Полночь! Нью-Йорк - Марк Миллер
Шрифт:
Интервал:
Закладка:
– У меня приказ – ни на мгновение не оставлять Лоррен одну. – Гонзо улыбнулся. – Я сторожу вашу сестру, как семейные драгоценности. А ими я очень дорожу.
Лоррен увидела, что брат расслабился, даже улыбнулся. Он пожал Гонзо руку.
– Сейчас вернусь, я быстро, – сказал он.
В мужском туалете Димитри не зашел в кабинку, но долго мыл руки, разглядывая в зеркале свое покалеченное лицо, и не повернул головы в сторону мужчины, вставшего к соседней раковине. Ухо этого человека напоминало цветную капусту, черные глаза глубоко сидели в глазницах.
Лео остановился у дома родителей и выключил двигатель. Глубоко вдохнул. Выдохнул. Потянулся до хруста в костях. Он поставил рекорд – добрался из Нью-Йорка меньше чем за два часа. На пороге появился небритый отец в линялых джинсах, футболке и шерстяном жакете с воротником-шалькой. Ветер ерошил его седые волосы, он выглядел усталым стариком, и у Лео от жалости заныло сердце. Он вышел из машины, сделал несколько шагов, остановился в двух метрах от Рассела, тот посмотрел ему в глаза и произнес, тоскливо и печально:
– Значит, сестра тебе сказала… Входи.
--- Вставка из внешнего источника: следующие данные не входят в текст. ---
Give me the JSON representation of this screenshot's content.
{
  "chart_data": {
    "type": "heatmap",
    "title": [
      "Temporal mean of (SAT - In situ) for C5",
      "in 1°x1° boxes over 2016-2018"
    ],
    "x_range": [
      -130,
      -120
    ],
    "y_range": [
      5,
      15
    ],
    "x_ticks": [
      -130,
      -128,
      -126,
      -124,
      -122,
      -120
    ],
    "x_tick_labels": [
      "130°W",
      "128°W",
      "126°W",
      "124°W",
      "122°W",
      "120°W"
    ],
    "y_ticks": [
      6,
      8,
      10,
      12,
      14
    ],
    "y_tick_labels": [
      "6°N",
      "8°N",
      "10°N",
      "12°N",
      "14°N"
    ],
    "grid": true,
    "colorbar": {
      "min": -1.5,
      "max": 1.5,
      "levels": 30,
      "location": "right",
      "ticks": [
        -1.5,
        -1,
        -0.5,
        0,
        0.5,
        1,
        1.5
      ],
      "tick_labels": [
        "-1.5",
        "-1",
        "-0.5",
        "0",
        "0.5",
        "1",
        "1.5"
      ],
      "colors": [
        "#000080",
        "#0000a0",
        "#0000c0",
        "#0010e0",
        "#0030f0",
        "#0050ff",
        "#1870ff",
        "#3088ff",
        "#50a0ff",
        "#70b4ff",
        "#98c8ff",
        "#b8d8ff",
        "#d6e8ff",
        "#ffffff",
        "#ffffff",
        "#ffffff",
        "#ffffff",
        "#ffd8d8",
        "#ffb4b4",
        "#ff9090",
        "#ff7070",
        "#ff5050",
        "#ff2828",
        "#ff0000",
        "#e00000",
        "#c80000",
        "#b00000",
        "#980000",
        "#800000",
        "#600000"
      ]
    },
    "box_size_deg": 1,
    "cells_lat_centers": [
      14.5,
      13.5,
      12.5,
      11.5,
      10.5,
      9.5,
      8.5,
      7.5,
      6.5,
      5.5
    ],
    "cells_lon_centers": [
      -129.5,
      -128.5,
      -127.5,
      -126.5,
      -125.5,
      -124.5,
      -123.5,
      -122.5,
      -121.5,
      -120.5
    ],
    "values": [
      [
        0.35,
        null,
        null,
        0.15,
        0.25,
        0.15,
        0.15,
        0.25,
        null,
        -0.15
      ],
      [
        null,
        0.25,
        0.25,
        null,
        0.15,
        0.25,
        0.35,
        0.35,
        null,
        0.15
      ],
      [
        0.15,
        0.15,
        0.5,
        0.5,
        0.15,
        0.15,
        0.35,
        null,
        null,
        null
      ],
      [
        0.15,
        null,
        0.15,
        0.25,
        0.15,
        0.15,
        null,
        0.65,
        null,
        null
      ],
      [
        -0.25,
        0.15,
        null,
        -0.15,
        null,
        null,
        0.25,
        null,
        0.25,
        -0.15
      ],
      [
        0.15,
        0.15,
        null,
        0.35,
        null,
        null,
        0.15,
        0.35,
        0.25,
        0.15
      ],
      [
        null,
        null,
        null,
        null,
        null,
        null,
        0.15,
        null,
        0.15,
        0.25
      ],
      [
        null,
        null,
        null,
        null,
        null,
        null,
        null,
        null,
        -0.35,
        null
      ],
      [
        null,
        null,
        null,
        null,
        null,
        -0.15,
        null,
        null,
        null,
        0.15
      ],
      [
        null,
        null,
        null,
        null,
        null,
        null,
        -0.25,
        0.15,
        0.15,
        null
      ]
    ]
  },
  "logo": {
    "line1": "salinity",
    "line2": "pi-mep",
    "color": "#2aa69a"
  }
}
Пора покончить с этой историей.
– В эксгумации прошлого мало хорошего.
Отец стоял спиной к Лео и делал вид, что смотрит на падающий за окном снег. Его голос звучал глухо, еле слышно. Он повернулся, посмотрел на сына покрасневшими глазами и тяжело опустился в любимое кресло.
– Прошлое подобно кладбищу. Человек, раскапывающий могилу, оскверняет ее. Нельзя профанировать прошлое.
– А врать детям можно?
Лео тут же пожалел о вырвавшейся фразе, прозвучавшей как пощечина.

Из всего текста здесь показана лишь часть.